Therapists use the term “slide and glide” to describe what the fibres of a muscle look like when they are in use. During a contraction, the individual fibres will slide through an eccentric and concentric movement. A runners calf for example upon impact with the floor will concentrically contract as it propels them forward. After time, this muscles fibres will repair with the fibres not sliding and gliding as smoothly. The feeling the runner may get could be, less power, pain, or even symptoms such as achilles tendonitis, or shin splints. Both of these common running injuries can be prevented through massage.
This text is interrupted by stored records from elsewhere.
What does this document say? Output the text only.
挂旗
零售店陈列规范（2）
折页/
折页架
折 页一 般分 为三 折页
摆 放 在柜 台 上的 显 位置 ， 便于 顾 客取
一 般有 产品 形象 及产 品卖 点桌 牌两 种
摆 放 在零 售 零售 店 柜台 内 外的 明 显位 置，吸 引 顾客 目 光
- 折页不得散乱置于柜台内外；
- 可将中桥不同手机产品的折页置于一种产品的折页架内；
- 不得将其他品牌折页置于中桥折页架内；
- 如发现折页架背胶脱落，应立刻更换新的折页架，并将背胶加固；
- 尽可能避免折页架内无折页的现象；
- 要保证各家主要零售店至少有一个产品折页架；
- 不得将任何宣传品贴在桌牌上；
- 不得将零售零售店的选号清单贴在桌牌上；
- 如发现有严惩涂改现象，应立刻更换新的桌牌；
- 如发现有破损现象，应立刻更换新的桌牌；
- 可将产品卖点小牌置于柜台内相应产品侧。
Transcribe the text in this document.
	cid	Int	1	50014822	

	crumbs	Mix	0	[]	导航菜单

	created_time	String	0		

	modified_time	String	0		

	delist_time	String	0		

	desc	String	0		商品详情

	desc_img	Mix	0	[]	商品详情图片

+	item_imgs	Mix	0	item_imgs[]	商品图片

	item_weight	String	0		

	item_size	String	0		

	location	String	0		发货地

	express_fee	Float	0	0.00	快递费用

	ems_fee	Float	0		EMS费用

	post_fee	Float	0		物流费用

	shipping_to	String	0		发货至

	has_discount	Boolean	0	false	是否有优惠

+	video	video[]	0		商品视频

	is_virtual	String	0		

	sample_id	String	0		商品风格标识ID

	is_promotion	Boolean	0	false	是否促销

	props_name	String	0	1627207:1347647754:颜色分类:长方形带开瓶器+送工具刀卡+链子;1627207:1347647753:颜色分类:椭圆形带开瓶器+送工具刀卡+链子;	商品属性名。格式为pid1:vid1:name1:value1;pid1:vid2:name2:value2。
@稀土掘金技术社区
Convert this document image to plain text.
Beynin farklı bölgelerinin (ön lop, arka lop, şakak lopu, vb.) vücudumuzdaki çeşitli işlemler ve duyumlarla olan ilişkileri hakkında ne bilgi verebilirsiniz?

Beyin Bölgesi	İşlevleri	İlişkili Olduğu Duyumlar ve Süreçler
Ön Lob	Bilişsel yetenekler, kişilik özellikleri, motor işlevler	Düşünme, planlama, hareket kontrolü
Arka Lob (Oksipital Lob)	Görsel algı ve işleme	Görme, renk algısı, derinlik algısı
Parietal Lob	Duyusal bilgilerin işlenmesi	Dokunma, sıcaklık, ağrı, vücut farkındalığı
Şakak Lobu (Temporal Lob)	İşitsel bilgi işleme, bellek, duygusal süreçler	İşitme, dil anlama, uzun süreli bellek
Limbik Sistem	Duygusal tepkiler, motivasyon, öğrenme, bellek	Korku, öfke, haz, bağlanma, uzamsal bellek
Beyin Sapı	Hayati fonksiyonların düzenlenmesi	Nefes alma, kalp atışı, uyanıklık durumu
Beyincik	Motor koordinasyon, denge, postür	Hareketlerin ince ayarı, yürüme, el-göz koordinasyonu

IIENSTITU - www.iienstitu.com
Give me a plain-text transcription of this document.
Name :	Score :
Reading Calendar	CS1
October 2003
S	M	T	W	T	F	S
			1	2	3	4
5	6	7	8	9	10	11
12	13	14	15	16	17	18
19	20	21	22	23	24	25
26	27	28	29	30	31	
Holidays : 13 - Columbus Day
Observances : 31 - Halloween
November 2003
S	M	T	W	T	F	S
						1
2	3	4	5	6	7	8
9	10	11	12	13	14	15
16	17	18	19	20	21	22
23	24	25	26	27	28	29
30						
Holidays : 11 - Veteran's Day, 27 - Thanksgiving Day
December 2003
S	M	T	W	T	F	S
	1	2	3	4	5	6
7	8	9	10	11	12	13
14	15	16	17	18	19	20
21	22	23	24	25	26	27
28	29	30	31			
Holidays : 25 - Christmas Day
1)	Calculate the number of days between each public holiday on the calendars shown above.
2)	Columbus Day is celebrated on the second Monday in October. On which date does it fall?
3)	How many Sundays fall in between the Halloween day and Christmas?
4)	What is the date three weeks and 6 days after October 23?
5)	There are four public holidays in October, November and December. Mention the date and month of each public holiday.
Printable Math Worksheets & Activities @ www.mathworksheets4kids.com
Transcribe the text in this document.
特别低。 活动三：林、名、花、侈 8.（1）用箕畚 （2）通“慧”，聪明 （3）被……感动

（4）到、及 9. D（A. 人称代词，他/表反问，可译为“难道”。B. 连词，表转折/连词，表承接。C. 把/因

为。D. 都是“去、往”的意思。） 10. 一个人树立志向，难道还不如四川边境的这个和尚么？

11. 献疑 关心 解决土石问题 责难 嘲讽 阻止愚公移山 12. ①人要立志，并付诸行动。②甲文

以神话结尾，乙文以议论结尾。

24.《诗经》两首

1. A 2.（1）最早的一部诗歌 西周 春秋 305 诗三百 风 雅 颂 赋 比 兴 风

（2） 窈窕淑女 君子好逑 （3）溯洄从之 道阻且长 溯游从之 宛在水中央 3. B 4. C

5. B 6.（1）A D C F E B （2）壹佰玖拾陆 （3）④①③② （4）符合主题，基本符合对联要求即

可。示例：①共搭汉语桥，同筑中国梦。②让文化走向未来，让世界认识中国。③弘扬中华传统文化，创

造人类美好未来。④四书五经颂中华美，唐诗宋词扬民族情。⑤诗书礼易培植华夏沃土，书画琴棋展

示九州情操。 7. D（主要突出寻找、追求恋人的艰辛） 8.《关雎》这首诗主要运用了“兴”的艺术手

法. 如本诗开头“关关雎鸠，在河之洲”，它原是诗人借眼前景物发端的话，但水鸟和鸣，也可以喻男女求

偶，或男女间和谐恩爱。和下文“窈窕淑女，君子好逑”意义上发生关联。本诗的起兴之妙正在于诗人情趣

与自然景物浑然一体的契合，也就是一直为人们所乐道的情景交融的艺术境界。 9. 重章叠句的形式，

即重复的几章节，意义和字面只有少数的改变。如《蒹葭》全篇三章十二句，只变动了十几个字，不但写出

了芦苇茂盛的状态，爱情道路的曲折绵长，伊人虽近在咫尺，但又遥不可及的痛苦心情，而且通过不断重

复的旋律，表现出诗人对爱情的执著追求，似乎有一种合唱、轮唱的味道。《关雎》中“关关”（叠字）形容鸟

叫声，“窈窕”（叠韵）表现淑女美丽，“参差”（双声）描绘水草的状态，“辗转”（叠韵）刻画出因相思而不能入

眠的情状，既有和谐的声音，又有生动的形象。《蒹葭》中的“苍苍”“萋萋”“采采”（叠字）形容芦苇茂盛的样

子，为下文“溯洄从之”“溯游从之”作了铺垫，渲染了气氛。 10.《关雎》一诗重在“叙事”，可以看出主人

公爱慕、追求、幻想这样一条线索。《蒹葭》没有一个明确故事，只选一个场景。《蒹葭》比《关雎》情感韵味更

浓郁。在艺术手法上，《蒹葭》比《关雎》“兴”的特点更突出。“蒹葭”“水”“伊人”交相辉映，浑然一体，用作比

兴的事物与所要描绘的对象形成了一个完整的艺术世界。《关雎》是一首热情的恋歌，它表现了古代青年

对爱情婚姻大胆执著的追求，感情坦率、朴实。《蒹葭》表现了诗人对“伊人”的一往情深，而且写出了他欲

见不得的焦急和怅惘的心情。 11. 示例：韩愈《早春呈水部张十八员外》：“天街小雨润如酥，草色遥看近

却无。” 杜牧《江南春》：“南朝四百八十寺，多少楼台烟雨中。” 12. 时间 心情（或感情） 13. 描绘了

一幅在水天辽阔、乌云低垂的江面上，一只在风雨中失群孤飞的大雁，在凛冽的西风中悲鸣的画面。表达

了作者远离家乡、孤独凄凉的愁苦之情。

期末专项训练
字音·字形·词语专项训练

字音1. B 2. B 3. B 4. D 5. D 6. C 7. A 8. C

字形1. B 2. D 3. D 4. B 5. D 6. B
Achilles tendonitis is inflammation of the tendon that attaches your calf to the heel. For most people that get achilles pain it will be because the calf is tight. General massage and manipulation through a therapist will allow all muscle fibres to be returned to normal.
Shin splints are again an overuse injury easily treated by sports massage on the tibialis anterior and gastrocnemius (calf).
To keep on the path of running, no pun intended, you will probably agree with me when I say that the majority of people you know that are runners have had some sort running related injury during training, right? How many of these runners have had regular treatments to prevent these happening? Probably not many.
Massage is simple. It increases localised circulation in the area being treated and returns the fibres to the natural smooth state. If this is the state your muscles are in each time you train, you will never have a repetition or overuse injury that are so common today.
If you want to stay injury free, follow these simple rules.
- Listen to your body. If it hurts, stop and ask yourself why? You are an expert in knowing wether you need a massage now.
- Stretch. Mobility = performance. Performance = progression.
- Regular sports massage. If you go by the rule of every 20 hours trained you have 1 hour massage on the area being worked the most you won’t go far wrong.